As for Europeanization — seen as synonymous with modernization at the time — Atatürk left the early 2000s’ painstaking process of adopting the EU acquis in the dust. In rapid succession, his government adopted close copies of the Swiss family code, the German commercial code, the Italian penal code and the French civil code.
But this break with the past was wrenching and left many who favored Islamic traditions behind. These were often Anatolians — the conservative, pious rural inhabitants of Asia Minor who had not been forced to move — and political currents harnessing their vote began to emerge after 1950, growing more powerful as they flocked to work in cities and backed Erdoğan’s political mentors, and later Erdoğan himself.
It was Turkey’s “opening up,” unleashed by Prime Minister Turgut Özal after 1983, which then laid the basis for many of the country’s real international success stories: Contracting and manufacturing brands that have conquered European markets; the wide regional success of Turkish film, music and television; and the extraordinary rise of Turkish Airlines.

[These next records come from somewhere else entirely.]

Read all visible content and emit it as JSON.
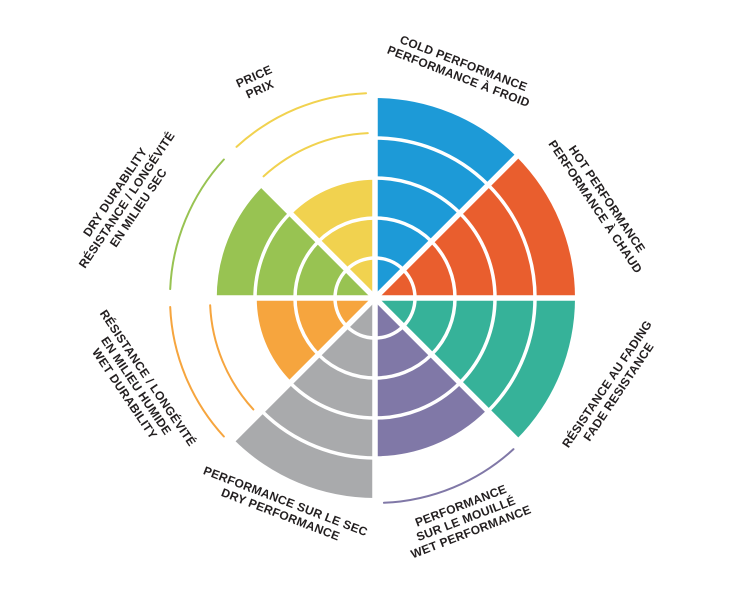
{
  "page": {
    "background_color": "#ffffff",
    "text_color": "#231f20"
  },
  "chart_data": {
    "type": "polar-sector-rating-wheel",
    "title": "",
    "rings": 5,
    "max_value": 5,
    "legend_position": "around-perimeter",
    "grid": "concentric-ring-lines",
    "sectors": [
      {
        "id": "cold-performance",
        "label_lines": [
          "COLD PERFORMANCE",
          "PERFORMANCE À FROID"
        ],
        "value": 5,
        "color": "#1d9ad7"
      },
      {
        "id": "hot-performance",
        "label_lines": [
          "HOT PERFORMANCE",
          "PERFORMANCE À CHAUD"
        ],
        "value": 5,
        "color": "#e95e2e"
      },
      {
        "id": "fade-resistance",
        "label_lines": [
          "RÉSISTANCE AU FADING",
          "FADE RESISTANCE"
        ],
        "value": 5,
        "color": "#36b299"
      },
      {
        "id": "wet-performance",
        "label_lines": [
          "PERFORMANCE",
          "SUR LE MOUILLÉ",
          "WET PERFORMANCE"
        ],
        "value": 4,
        "color": "#8078a7"
      },
      {
        "id": "dry-performance",
        "label_lines": [
          "PERFORMANCE SUR LE SEC",
          "DRY PERFORMANCE"
        ],
        "value": 5,
        "color": "#a9aaac"
      },
      {
        "id": "wet-durability",
        "label_lines": [
          "RÉSISTANCE / LONGÉVITÉ",
          "EN MILIEU HUMIDE",
          "WET DURABILITY"
        ],
        "value": 3,
        "color": "#f6a53e"
      },
      {
        "id": "dry-durability",
        "label_lines": [
          "DRY DURABILITY",
          "RÉSISTANCE / LONGÉVITÉ",
          "EN MILIEU SEC"
        ],
        "value": 4,
        "color": "#98c352"
      },
      {
        "id": "price",
        "label_lines": [
          "PRICE",
          "PRIX"
        ],
        "value": 3,
        "color": "#f1d24f"
      }
    ]
  }
}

And Erdoğan’s rule was built on the shoulders of all this that came before.
Erdoğan’s background is as an amateur footballer, charismatic politician and an active, effective mayor of Istanbul, and early on, he inherited an EU accession process started by his predecessors, who had also successfully stabilized an economy ravaged by the chaos of the 1990s. He pushed forward with Özal’s efforts to give full respect to religious conservatives and gave even more priority to building relations with Islamic states — particularly those on former Ottoman territory.

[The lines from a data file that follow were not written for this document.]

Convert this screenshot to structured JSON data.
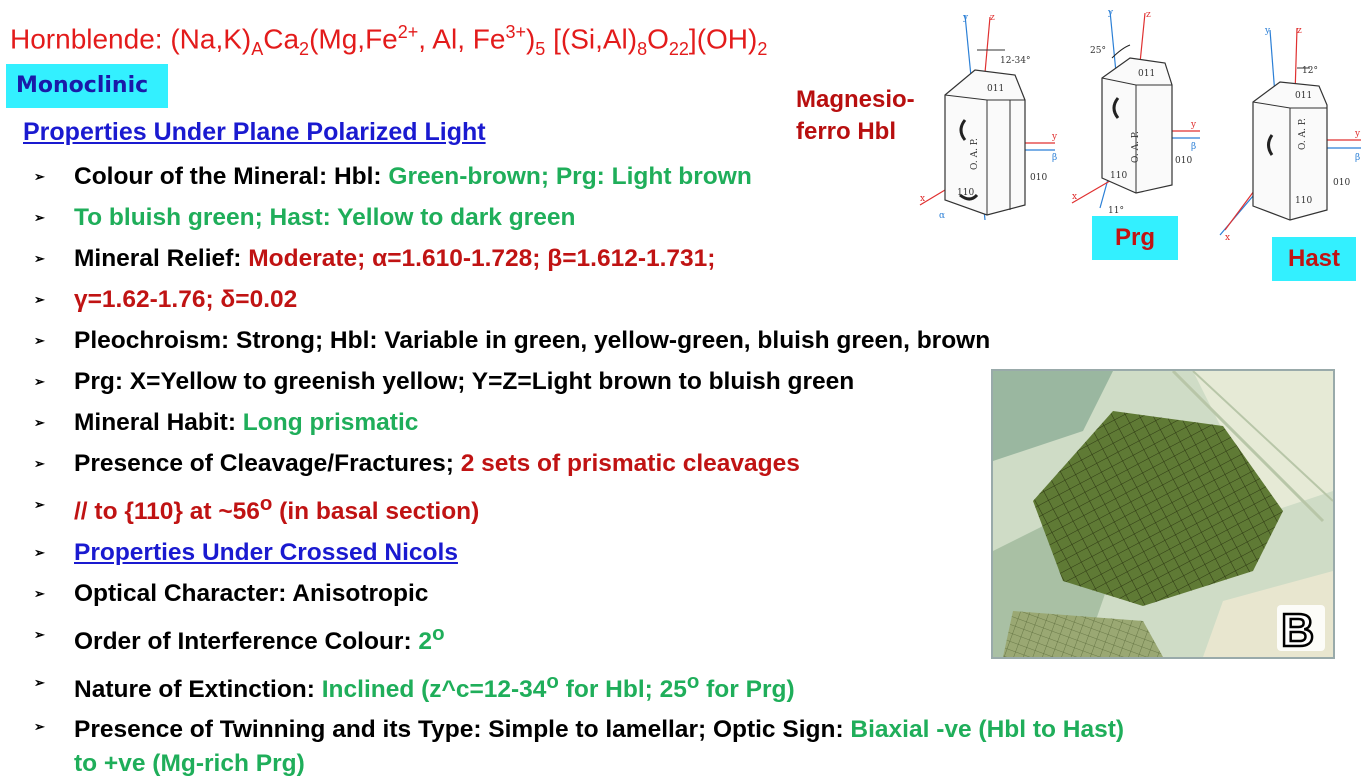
{
  "title": {
    "hornblende_prefix": "Hornblende: (Na,K)",
    "sub_A": "A",
    "ca": "Ca",
    "sub_2a": "2",
    "mg_fe": "(Mg,Fe",
    "sup_2plus": "2+",
    "al_fe": ", Al, Fe",
    "sup_3plus": "3+",
    "close5": ")",
    "sub_5": "5",
    "si_al": " [(Si,Al)",
    "sub_8": "8",
    "o": "O",
    "sub_22": "22",
    "oh": "](OH)",
    "sub_2b": "2"
  },
  "monoclinic_label": "Monoclinic",
  "section_heading": "Properties Under Plane Polarized Light",
  "bullet_symbol": "➢",
  "bullets": {
    "b1_label": "Colour of the Mineral: Hbl: ",
    "b1_value": "Green-brown; Prg: Light brown",
    "b2_value": "To bluish green; Hast: Yellow to dark green",
    "b3_label": "Mineral Relief: ",
    "b3_value": "Moderate; α=1.610-1.728; β=1.612-1.731;",
    "b4_value": "γ=1.62-1.76; δ=0.02",
    "b5_text": "Pleochroism: Strong; Hbl: Variable in green, yellow-green, bluish green, brown",
    "b6_text": "Prg: X=Yellow to greenish yellow; Y=Z=Light brown to bluish green",
    "b7_label": "Mineral Habit: ",
    "b7_value": "Long prismatic",
    "b8_label": "Presence of Cleavage/Fractures; ",
    "b8_value": "2 sets of prismatic cleavages",
    "b9_a": "// to  {110} at ~56",
    "b9_sup": "o",
    "b9_b": " (in basal section)",
    "b10_link": "Properties Under Crossed Nicols",
    "b11_text": "Optical Character: Anisotropic",
    "b12_label": "Order of Interference Colour: ",
    "b12_value": "2",
    "b12_sup": "o",
    "b13_label": "Nature of Extinction: ",
    "b13_value_a": "Inclined (z^c=12-34",
    "b13_sup1": "o",
    "b13_value_b": " for Hbl; 25",
    "b13_sup2": "o",
    "b13_value_c": " for Prg)",
    "b14_label": "Presence of Twinning and its Type: Simple to lamellar; Optic Sign: ",
    "b14_value": "Biaxial -ve (Hbl to Hast)",
    "b14_value2": "to +ve (Mg-rich Prg)"
  },
  "diagram": {
    "mag_line1": "Magnesio-",
    "mag_line2": "ferro Hbl",
    "prg_label": "Prg",
    "hast_label": "Hast",
    "angle_hbl": "12-34°",
    "angle_prg": "25°",
    "angle_prg2": "11°",
    "angle_hast": "12°",
    "face_011": "011",
    "face_010": "010",
    "face_110": "110",
    "oap": "O. A. P.",
    "axis_y": "y",
    "axis_z": "z",
    "axis_x": "x",
    "axis_beta": "β",
    "axis_alpha": "α"
  },
  "photo_label": "B",
  "colors": {
    "title_red": "#e31b1b",
    "value_green": "#1fae5a",
    "value_red": "#c01313",
    "link_blue": "#1a1ad0",
    "badge_cyan": "#33f0ff"
  }
}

Erdoğan’s Turkish Century — announced last year — continues this long-standing, implicit challenge to Atatürk’s imposition of Western ways and a narrow idea of Turkishness. And at home, this fuzzy neo-Ottoman culture has so far featured a museum, built outside the Byzantine walls, celebrating the 1453 conquest of Constantinople with startling realism; the reconsecration of Aya Sofya as a mosque; and a mentality that leans on state employees to attend Friday prayers as communal obligation.

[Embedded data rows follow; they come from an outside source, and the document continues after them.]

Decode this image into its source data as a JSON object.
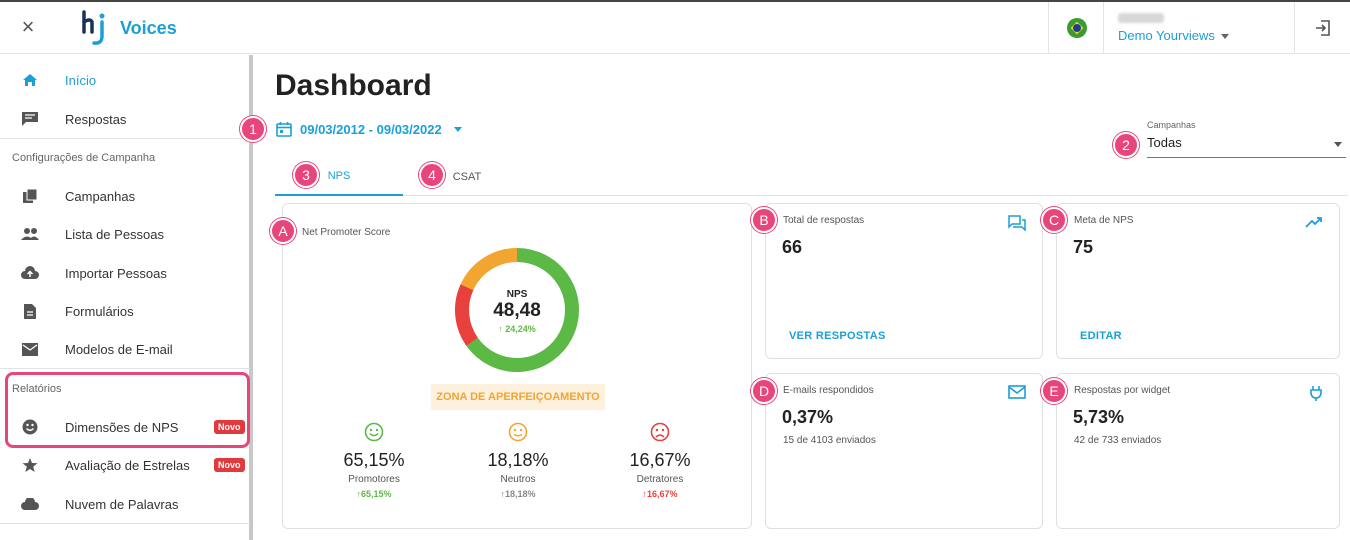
{
  "topbar": {
    "close_label": "×",
    "app_name": "Voices",
    "user_name": "Demo Yourviews"
  },
  "sidebar": {
    "items": [
      {
        "label": "Início",
        "icon": "home-icon"
      },
      {
        "label": "Respostas",
        "icon": "chat-icon"
      }
    ],
    "section_config": "Configurações de Campanha",
    "config_items": [
      {
        "label": "Campanhas",
        "icon": "folders-icon"
      },
      {
        "label": "Lista de Pessoas",
        "icon": "people-icon"
      },
      {
        "label": "Importar Pessoas",
        "icon": "cloud-upload-icon"
      },
      {
        "label": "Formulários",
        "icon": "document-icon"
      },
      {
        "label": "Modelos de E-mail",
        "icon": "mail-icon"
      }
    ],
    "section_reports": "Relatórios",
    "report_items": [
      {
        "label": "Dimensões de NPS",
        "icon": "smiley-icon",
        "badge": "Novo"
      },
      {
        "label": "Avaliação de Estrelas",
        "icon": "star-icon",
        "badge": "Novo"
      },
      {
        "label": "Nuvem de Palavras",
        "icon": "cloud-icon"
      }
    ]
  },
  "main": {
    "title": "Dashboard",
    "date_range": "09/03/2012 - 09/03/2022",
    "campaigns_label": "Campanhas",
    "campaigns_value": "Todas",
    "tabs": [
      {
        "label": "NPS"
      },
      {
        "label": "CSAT"
      }
    ],
    "callouts": [
      "1",
      "2",
      "3",
      "4",
      "A",
      "B",
      "C",
      "D",
      "E"
    ]
  },
  "nps_card": {
    "title": "Net Promoter Score",
    "label": "NPS",
    "value": "48,48",
    "change": "24,24%",
    "zone": "ZONA DE APERFEIÇOAMENTO",
    "donut": {
      "promoters_pct": 65.15,
      "neutrals_pct": 18.18,
      "detractors_pct": 16.67
    },
    "colors": {
      "promoters": "#5cb946",
      "neutrals": "#f3a531",
      "detractors": "#e8403a"
    },
    "stats": [
      {
        "pct": "65,15%",
        "name": "Promotores",
        "change": "65,15%",
        "icon": "happy-face-icon"
      },
      {
        "pct": "18,18%",
        "name": "Neutros",
        "change": "18,18%",
        "icon": "neutral-face-icon"
      },
      {
        "pct": "16,67%",
        "name": "Detratores",
        "change": "16,67%",
        "icon": "sad-face-icon"
      }
    ]
  },
  "cards": {
    "total": {
      "title": "Total de respostas",
      "value": "66",
      "link": "VER RESPOSTAS",
      "icon": "chat-bubbles-icon"
    },
    "goal": {
      "title": "Meta de NPS",
      "value": "75",
      "link": "EDITAR",
      "icon": "trending-up-icon"
    },
    "emails": {
      "title": "E-mails respondidos",
      "value": "0,37%",
      "sub": "15 de 4103 enviados",
      "icon": "mail-icon"
    },
    "widget": {
      "title": "Respostas por widget",
      "value": "5,73%",
      "sub": "42 de 733 enviados",
      "icon": "plug-icon"
    }
  }
}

But abrupt changes make it hard to speak of a consistent vision for Erdoğan’s Turkish Century that could match Atatürk’s Kemalist ideology. Authoritarianism is now back in force, economic missteps mean the Turkish lira has dropped to one-tenth of its value from a decade ago and annual inflation is over 43 percent, while internal conflicts fester. The EU accession process has stalled, Muslim neighbors have proven uninterested in a neo-Ottoman older brother and external conflicts simmer.
Meanwhile, Erdoğan’s energies as a leader haven’t focused on clear policy goals either. He both opened talks with insurgents of the Kurdistan Workers’ Party and unleashed the armed forces to try to crush them; he let in 3.5 million Syrian refugees and then created Turkish army-controlled zones along the Syrian border to repatriate them; he supported talks to end the division of Cyprus and then sent warships to threaten gas prospecting ships off the internationally recognized, Greek Cypriot-run south of the island. And there has been no resolution to any of these conflicts.
Not all of this was wholly Erdoğan’s fault though — for instance, the EU is guilty of double standards, misleading promises over visas and grave mistakes over Cyprus. It does, however, mean that 100 years after the last Ottoman sultan fled the capital aboard a British battleship, few imagine that Atatürk’s century will be eclipsed anytime soon.
Winston Churchill, his one-time rival and the British leader behind the failed 1915 attack on Gallipoli, had judged Atatürk to be “the hero, the champion, and the father of modern Turkey.” Meanwhile, the founding leaders of both Azerbaijan and Kazakhstan explicitly cited him as their inspiration. And it is safe to say that for the foreseeable future, it is Atatürk’s image that will remain on every Turkish coin, banknote and office wall.